Back in 2003/4 when I jumped into the development line, I felt servers only belonged to the data centre, and did not believe in the pricing of servers for home use; consumer computing power was already pretty solid (back then), and similarly-speced PCs could be had for a fraction of the cost. Having assembled my own PCs since i was a school kid, I viewed the activity of obtaining second-hand components to build a new PC as an easy task. It was straightforward to prepare a PC that would act as a dedicated Windows 2003 server for my development tests. But for over three years now, I have been operating on real servers, albeit low-end models. I ended up in this state due to a number of factors.
- Stability. Server hardware built to work properly together. Tested to run server operating systems. Hardware that I assemble together may or may not work due to all those funny instances of unexpected incompatibilities. And unfortunately I ran into those situations more often than I should, like having to figure out why the PC won't boot up because I have the RAM modules plugged in a particular order, or by simple use of a particular DVD drive. I have not seen a single BSOD for my servers.
- Durability. I leave my servers running 24x7 and for years have (thankfully) not experienced any failure in server hardware. In contrast my PCs are just cursed with rapid failure rates. Even my vendor-purchased laptops eventually sport funny problems one way or another (especially with power supply units).

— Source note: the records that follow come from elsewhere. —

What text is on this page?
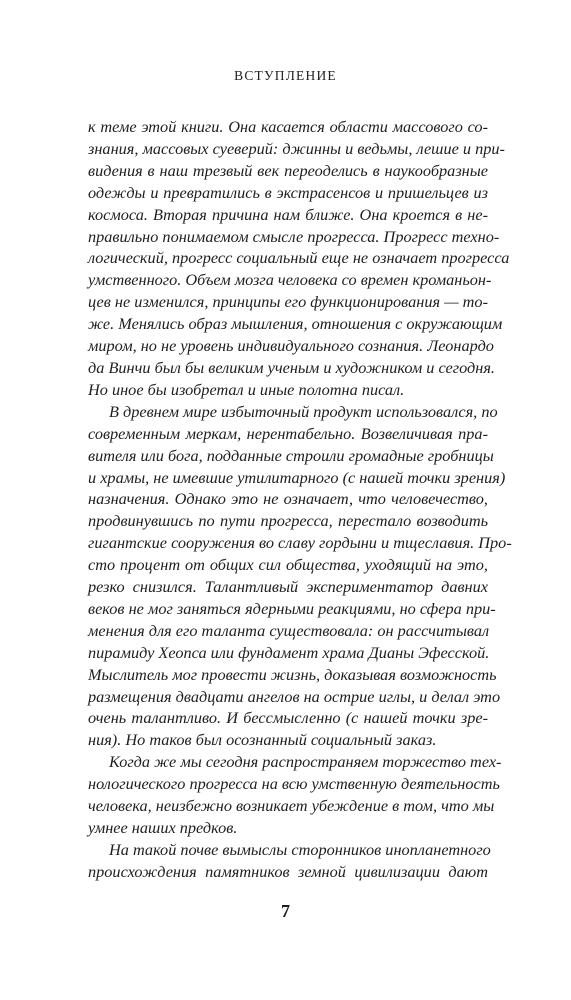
ВСТУПЛЕНИЕ
к теме этой книги. Она касается области массового со-
знания, массовых суеверий: джинны и ведьмы, лешие и при-
видения в наш трезвый век переоделись в наукообразные
одежды и превратились в экстрасенсов и пришельцев из
космоса. Вторая причина нам ближе. Она кроется в не-
правильно понимаемом смысле прогресса. Прогресс техно-
логический, прогресс социальный еще не означает прогресса
умственного. Объем мозга человека со времен кроманьон-
цев не изменился, принципы его функционирования — то-
же. Менялись образ мышления, отношения с окружающим
миром, но не уровень индивидуального сознания. Леонардо
да Винчи был бы великим ученым и художником и сегодня.
Но иное бы изобретал и иные полотна писал.
В древнем мире избыточный продукт использовался, по
современным меркам, нерентабельно. Возвеличивая пра-
вителя или бога, подданные строили громадные гробницы
и храмы, не имевшие утилитарного (с нашей точки зрения)
назначения. Однако это не означает, что человечество,
продвинувшись по пути прогресса, перестало возводить
гигантские сооружения во славу гордыни и тщеславия. Про-
сто процент от общих сил общества, уходящий на это,
резко снизился. Талантливый экспериментатор давних
веков не мог заняться ядерными реакциями, но сфера при-
менения для его таланта существовала: он рассчитывал
пирамиду Хеопса или фундамент храма Дианы Эфесской.
Мыслитель мог провести жизнь, доказывая возможность
размещения двадцати ангелов на острие иглы, и делал это
очень талантливо. И бессмысленно (с нашей точки зре-
ния). Но таков был осознанный социальный заказ.
Когда же мы сегодня распространяем торжество тех-
нологического прогресса на всю умственную деятельность
человека, неизбежно возникает убеждение в том, что мы
умнее наших предков.
На такой почве вымыслы сторонников инопланетного
происхождения памятников земной цивилизации дают
7
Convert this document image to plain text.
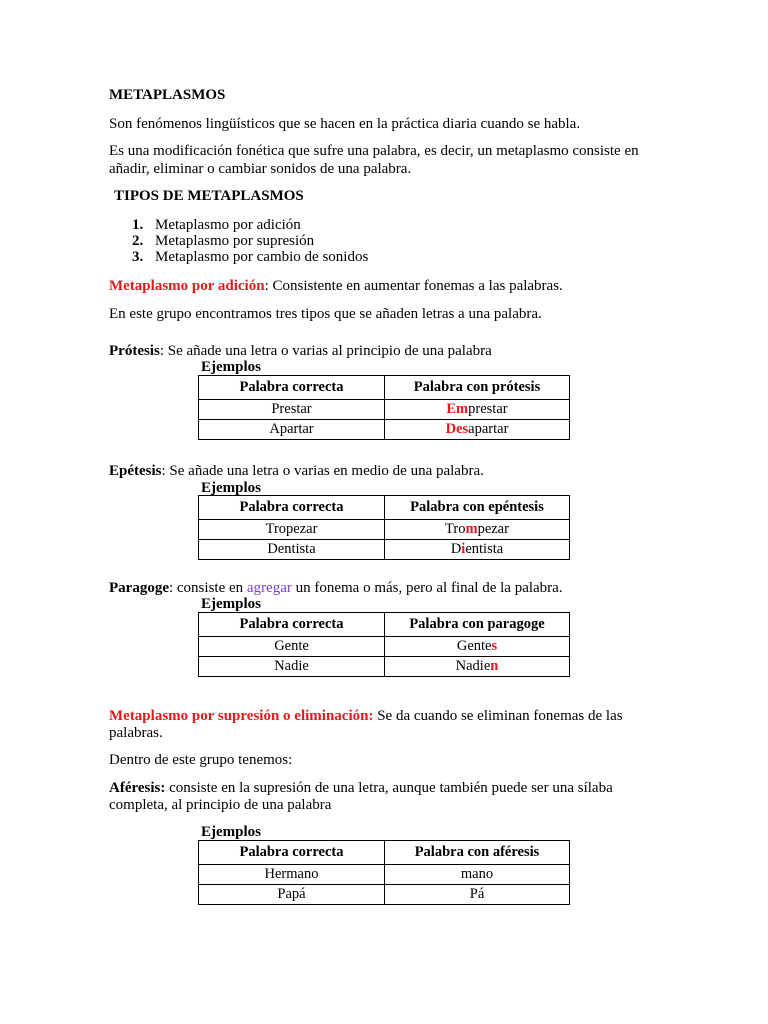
METAPLASMOS
Son fenómenos lingüísticos que se hacen en la práctica diaria cuando se habla.
Es una modificación fonética que sufre una palabra, es decir, un metaplasmo consiste en
añadir, eliminar o cambiar sonidos de una palabra.
TIPOS DE METAPLASMOS
1. Metaplasmo por adición
2. Metaplasmo por supresión
3. Metaplasmo por cambio de sonidos
Metaplasmo por adición: Consistente en aumentar fonemas a las palabras.
En este grupo encontramos tres tipos que se añaden letras a una palabra.
Prótesis: Se añade una letra o varias al principio de una palabra
Ejemplos
Palabra correcta	Palabra con prótesis
Prestar	Emprestar
Apartar	Desapartar
Epétesis: Se añade una letra o varias en medio de una palabra.
Ejemplos
Palabra correcta	Palabra con epéntesis
Tropezar	Trompezar
Dentista	Dientista
Paragoge: consiste en agregar un fonema o más, pero al final de la palabra.
Ejemplos
Palabra correcta	Palabra con paragoge
Gente	Gentes
Nadie	Nadien
Metaplasmo por supresión o eliminación: Se da cuando se eliminan fonemas de las
palabras.
Dentro de este grupo tenemos:
Aféresis: consiste en la supresión de una letra, aunque también puede ser una sílaba
completa, al principio de una palabra
Ejemplos
Palabra correcta	Palabra con aféresis
Hermano	mano
Papá	Pá
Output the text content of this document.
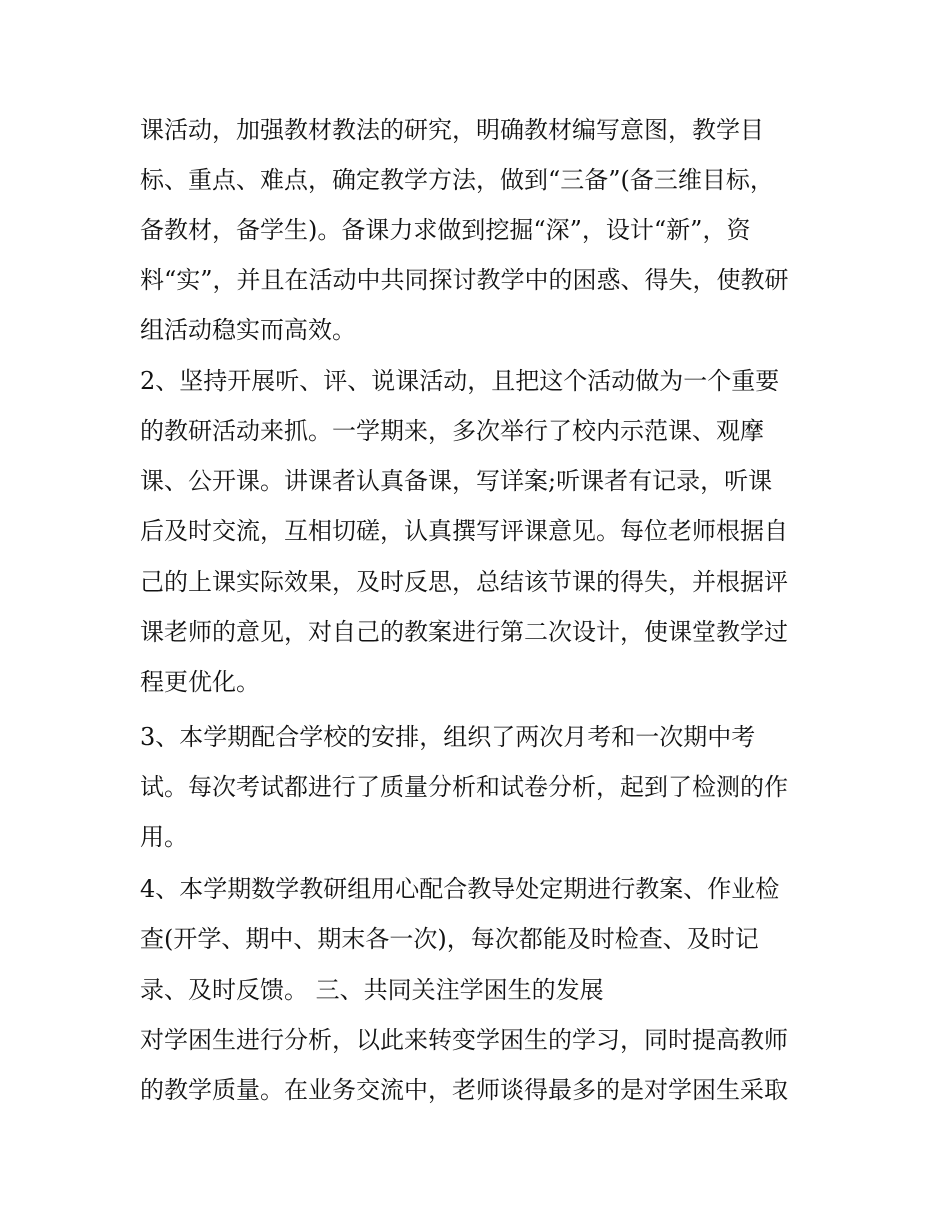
课活动，加强教材教法的研究，明确教材编写意图，教学目

标、重点、难点，确定教学方法，做到“三备”(备三维目标，

备教材，备学生)。备课力求做到挖掘“深”，设计“新”，资

料“实”，并且在活动中共同探讨教学中的困惑、得失，使教研

组活动稳实而高效。

2、坚持开展听、评、说课活动，且把这个活动做为一个重要

的教研活动来抓。一学期来，多次举行了校内示范课、观摩

课、公开课。讲课者认真备课，写详案;听课者有记录，听课

后及时交流，互相切磋，认真撰写评课意见。每位老师根据自

己的上课实际效果，及时反思，总结该节课的得失，并根据评

课老师的意见，对自己的教案进行第二次设计，使课堂教学过

程更优化。

3、本学期配合学校的安排，组织了两次月考和一次期中考

试。每次考试都进行了质量分析和试卷分析，起到了检测的作

用。

4、本学期数学教研组用心配合教导处定期进行教案、作业检

查(开学、期中、期末各一次)，每次都能及时检查、及时记

录、及时反馈。 三、共同关注学困生的发展

对学困生进行分析，以此来转变学困生的学习，同时提高教师

的教学质量。在业务交流中，老师谈得最多的是对学困生采取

- Warranty. I may have warranty for individual PC parts, but the warranty for the computer as a whole is against myself. If something were to fail, I myself was the person to call up for help. And call myself I did several times. With the server however, I call techsupport and get them to replace parts.
- Capacity. Virtualization is truly a wonderful thing. Makes setting up single-purpose machines so much easier to manage. I directly loaded my first server to the max with 4GB RAM and happily ran a variety of virtual machines, simulating the multi-server/workstation environments I needed. Now my new server has capacity for 24GB RAM to afford the bigger scenarios I am looking to experiment with (e.g. AD domains, BizTalk server group, TFS group, etc).
All in all, with cranky DIYs I spent more time troubleshooting hardware problems than working on actual development issues. When I threw in the money to purchase real servers there was an instant drop in hardware problems in my life. I would probably have bought a vendor-built workstation too if only I could find a configuration that suited my development needs.
Now, some of my tech friends who are passionate with their work also operate their own servers at home. The thing is, most other folks/colleagues get rather surprised that I would actually spend cash for this category of machines. Some would classify me as insane. Have I truly gone overboard?
UPDATE - Clarification on server usage
The base server (Windows Server 2008) serves basic IIS 7/ASP.NET, SQL Server 2008, and Subversion services. But the largest role it plays is hosting a variety of virtual machines in Hyper-V. I am not a developer who is merely told to whack out application code against a single database and check it into some version control repository then go home without worrying how the application and implementation works out in a production environment. As a solutions integrator, I have to get an understanding of the client/customer environment and think of the big-picture solution that includes infrastructure and deployment concerns. Software application development, while being my primary role, is but a part of the solution.
I frequently find myself having to experiment and discover if certain suggestions or approaches would work for a given environment, and have had to prepare virtual servers like a forest of domains (controllers), web servers, database servers, BizTalk server groups, Team Foundation server, etc to conduct my analysis and solidify my recommendations. These virtual machines work as my personal POCs. The scenarios I face continue to grow larger, and I definitely do not see how I can get to learn how to handle these situations without a base platform that allows me to virtualise and simulate them.